According to the recently published PATA Annual Tourism Monitor 2018 Early Edition, the five Southeast Asian destinations that form part of GMS had a combined foreign arrivals count of almost 59.9 million in 2017.
This was a growth increase of 13 percent over 2016 and added 6.9 million additional foreign arrivals to the GMS total, year-on-year, while the growth for Asia Pacific grew at a slower rate of 5.8 percent.
Below is an overview of the key insights:
Collectively, Cambodia, Lao PDR, Myanmar, Thailand and Vietnam accounted for more than 48 percent of the total foreign inbound count into Southeast Asia in 2017. As a bloc, these five destinations are coming close to equalling the volume of foreign arrivals into the other destinations of the Southeast Asia sub-region.
Within this cluster of GMS destinations, the annual growth rate since 2013 has generally been higher than that of Southeast Asia, with 2014 being the sole exception year.
Thailand and Vietnam dominate this GMS cluster with relative shares of 59 percent and almost 22 percent respectively in 2017. This represents a slight loss of share for Thailand since 2013 but an increase for Vietnam as that destination makes its presence in the international travel arena increasingly felt.

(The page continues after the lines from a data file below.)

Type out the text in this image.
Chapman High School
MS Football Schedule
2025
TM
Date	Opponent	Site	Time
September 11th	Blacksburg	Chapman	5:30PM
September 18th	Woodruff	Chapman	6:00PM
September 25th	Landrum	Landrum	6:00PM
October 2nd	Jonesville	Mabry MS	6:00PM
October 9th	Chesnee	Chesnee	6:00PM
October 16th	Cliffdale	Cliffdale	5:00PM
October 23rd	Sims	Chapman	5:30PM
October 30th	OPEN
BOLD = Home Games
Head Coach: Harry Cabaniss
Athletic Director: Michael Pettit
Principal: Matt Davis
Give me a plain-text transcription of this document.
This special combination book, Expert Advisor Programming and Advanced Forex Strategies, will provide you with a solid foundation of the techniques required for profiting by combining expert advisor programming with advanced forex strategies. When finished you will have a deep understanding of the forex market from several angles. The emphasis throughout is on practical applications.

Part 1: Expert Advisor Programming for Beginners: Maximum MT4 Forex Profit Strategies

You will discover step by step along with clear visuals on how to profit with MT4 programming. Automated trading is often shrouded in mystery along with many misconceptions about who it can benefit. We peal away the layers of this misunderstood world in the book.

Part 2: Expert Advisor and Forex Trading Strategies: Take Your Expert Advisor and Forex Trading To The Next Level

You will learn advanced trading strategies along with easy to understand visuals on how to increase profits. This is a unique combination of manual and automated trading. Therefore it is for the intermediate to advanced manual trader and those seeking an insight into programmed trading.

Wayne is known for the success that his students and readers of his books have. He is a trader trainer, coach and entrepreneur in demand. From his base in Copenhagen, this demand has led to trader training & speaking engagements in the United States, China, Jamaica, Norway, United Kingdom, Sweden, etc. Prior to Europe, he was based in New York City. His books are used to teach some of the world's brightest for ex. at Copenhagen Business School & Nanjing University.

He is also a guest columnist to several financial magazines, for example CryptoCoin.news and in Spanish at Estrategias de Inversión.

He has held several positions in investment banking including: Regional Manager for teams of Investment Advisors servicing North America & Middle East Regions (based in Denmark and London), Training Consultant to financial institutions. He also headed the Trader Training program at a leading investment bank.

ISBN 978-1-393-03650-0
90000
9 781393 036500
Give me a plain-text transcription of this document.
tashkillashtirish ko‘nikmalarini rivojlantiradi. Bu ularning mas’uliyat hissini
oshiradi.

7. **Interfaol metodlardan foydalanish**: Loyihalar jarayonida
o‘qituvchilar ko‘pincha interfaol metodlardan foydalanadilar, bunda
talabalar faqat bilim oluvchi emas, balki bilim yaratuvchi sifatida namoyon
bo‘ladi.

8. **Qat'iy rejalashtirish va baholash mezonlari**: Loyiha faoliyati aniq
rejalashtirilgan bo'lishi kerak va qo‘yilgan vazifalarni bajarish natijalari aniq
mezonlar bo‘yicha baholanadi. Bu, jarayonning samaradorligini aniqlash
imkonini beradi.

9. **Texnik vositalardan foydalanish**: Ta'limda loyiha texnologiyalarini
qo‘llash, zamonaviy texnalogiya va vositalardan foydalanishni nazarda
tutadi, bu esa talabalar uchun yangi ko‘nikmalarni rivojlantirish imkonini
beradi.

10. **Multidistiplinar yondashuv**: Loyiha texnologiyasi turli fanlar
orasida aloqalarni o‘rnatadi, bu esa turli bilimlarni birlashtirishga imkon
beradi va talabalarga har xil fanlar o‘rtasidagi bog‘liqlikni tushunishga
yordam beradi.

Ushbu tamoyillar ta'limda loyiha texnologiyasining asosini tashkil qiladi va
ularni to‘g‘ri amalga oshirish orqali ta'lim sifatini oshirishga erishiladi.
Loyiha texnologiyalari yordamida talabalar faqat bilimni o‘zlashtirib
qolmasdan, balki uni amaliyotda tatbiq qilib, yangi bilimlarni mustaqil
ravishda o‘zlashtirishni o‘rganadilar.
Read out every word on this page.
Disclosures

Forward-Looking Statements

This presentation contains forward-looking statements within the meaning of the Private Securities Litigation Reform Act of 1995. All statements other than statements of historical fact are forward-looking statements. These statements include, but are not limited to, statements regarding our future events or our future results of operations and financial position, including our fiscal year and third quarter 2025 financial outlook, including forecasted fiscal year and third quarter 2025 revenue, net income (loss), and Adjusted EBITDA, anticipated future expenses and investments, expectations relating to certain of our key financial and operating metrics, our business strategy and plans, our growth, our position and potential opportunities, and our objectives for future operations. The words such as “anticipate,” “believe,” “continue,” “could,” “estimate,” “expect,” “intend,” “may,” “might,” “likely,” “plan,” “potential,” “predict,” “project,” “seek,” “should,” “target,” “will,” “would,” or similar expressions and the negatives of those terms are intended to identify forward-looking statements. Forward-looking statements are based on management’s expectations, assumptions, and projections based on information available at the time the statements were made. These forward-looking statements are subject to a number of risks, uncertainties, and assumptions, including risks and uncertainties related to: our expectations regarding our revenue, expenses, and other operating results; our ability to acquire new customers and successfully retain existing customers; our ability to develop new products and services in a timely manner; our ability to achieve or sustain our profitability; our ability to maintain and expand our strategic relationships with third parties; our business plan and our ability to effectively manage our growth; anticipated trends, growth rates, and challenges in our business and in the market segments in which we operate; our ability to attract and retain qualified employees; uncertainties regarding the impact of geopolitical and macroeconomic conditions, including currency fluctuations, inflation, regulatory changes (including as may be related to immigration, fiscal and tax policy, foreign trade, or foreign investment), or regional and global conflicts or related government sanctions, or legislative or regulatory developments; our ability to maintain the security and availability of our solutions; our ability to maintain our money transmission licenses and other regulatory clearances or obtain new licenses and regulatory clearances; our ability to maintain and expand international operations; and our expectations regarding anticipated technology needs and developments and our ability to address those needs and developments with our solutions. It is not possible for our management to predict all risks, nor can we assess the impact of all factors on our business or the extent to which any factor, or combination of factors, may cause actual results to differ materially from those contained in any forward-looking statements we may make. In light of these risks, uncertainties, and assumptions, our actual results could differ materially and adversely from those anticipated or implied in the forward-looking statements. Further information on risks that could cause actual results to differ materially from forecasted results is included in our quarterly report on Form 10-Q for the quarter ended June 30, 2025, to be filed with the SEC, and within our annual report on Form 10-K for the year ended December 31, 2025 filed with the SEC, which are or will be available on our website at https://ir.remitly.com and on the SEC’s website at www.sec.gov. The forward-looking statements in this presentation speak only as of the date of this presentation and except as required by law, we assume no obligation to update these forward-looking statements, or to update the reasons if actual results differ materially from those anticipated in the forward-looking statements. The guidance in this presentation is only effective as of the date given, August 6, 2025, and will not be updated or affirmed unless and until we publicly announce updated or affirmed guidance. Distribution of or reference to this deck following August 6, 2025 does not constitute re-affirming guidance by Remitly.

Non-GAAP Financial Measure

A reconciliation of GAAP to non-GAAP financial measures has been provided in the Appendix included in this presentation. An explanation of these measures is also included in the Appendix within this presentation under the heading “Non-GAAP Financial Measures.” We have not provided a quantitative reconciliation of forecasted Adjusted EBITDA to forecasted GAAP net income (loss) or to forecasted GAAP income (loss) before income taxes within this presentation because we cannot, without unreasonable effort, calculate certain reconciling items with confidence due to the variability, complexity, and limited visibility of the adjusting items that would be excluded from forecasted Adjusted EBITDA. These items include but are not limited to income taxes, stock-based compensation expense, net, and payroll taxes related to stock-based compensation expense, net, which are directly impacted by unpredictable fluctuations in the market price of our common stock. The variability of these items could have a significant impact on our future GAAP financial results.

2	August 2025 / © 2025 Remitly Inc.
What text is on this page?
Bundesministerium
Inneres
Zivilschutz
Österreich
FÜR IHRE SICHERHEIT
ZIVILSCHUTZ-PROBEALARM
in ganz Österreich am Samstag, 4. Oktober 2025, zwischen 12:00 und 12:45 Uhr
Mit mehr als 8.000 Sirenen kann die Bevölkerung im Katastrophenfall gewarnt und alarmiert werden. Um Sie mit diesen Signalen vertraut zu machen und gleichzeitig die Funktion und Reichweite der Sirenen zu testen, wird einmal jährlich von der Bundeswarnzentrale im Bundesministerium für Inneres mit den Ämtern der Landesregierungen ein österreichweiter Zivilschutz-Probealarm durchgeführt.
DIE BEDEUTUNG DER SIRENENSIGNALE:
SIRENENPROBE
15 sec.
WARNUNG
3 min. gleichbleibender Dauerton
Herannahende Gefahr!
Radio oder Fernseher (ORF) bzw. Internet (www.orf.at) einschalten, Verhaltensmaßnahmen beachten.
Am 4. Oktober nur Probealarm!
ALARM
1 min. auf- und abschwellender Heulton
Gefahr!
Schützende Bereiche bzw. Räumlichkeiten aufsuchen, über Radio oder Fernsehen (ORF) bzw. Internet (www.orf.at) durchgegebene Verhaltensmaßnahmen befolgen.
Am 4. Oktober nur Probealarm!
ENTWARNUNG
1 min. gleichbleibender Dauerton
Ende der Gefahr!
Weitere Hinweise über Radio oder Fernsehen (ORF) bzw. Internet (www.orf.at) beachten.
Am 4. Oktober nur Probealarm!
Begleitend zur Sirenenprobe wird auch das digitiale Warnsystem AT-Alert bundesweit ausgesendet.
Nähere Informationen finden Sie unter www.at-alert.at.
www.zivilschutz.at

Asia remains as the dominant supplier of foreign arrivals into the GMS, and the relative proportion of arrivals from this origin region is becoming stronger, reaching just over 74 percent of all IVAs in 2017. Europe is the next strongest supplier of IVAs into the GMS but this relative proportion is on the decline, dropping to well under 14 percent in 2017.
At the individual origin market level, the top ten strongest generators of additional foreign arrivals into the GMS between 2016 and 2017, included China and the Republic of Korea in the top two positions, with the former adding almost three million additional IVAs over that period and the latter more than 1.1 million additional IVAs.
The foreign inbound mix characteristics for the GMS destinations in 2017 differed slightly from the mix into Southeast Asia, with the former much more likely to see the relative proportion of arrivals from China to be much higher, with a slightly higher relative proportion coming from Lao PDR and Vietnam. On the other hand, there were relatively fewer foreign arrivals in the mix from Singapore, Indonesia and to a lesser degree, Brunei Darussalam.
Obviously, there could be opportunities for both the GMS and the other destinations within Southeast Asia in levelling out this relative distribution.